No he podido evitarlo y he preguntado a la mujer que cuidaba la iglesia el por qué de la lavanda. Con una sonrisa enorme ella me ha confirmado lo que sospechaba, que la echaban porque más tarde pasaría por allí la procesión y engalanaban las calles de su recorrido. En mi pueblo, una de las hermandades hace algo parecido, y en su día grande, justo antes de la procesión, esparcen romero delante de la cruz guía.
Por ver a Tavira TAN bonita con su lavanda, por confirmarme que somos tan iguales a pesar de los kilómetros, recordaré a Tavira como aquél pueblito que en Viernes Santo hace algo similar a «los verdes» en Alhaurín.

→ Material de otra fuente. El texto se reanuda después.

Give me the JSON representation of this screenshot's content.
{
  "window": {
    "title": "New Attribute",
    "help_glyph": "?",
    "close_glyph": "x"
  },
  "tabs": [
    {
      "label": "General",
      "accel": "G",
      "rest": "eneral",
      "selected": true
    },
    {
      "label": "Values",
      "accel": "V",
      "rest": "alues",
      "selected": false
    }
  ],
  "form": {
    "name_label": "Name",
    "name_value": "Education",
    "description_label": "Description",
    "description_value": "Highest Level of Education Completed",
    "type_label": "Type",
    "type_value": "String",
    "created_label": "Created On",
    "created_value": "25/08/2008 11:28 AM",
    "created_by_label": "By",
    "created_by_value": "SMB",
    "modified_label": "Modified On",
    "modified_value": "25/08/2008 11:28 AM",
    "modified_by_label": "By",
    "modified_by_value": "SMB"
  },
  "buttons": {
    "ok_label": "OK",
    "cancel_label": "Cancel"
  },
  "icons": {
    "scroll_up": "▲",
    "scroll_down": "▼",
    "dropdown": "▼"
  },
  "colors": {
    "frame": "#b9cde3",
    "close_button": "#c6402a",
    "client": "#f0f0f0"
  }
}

La foto de portada, es otra casualidad. Una calle estrecha, preciosa, y justo en mitad de ella, una mujer paseando con paraguas rojo. CLIC, e inolvidable.
Y todos estos detalles, todas esas pequeñas anécdotas son las que conforman un viaje. No todo es conseguir la foto deseada, ver más y más lugares, pateárselo todo de arriba a abajo. Yo me quedo con los pequeños momentos que nunca se me olvidarán de la cabeza, con esas pequeñas casualidades que enganchan.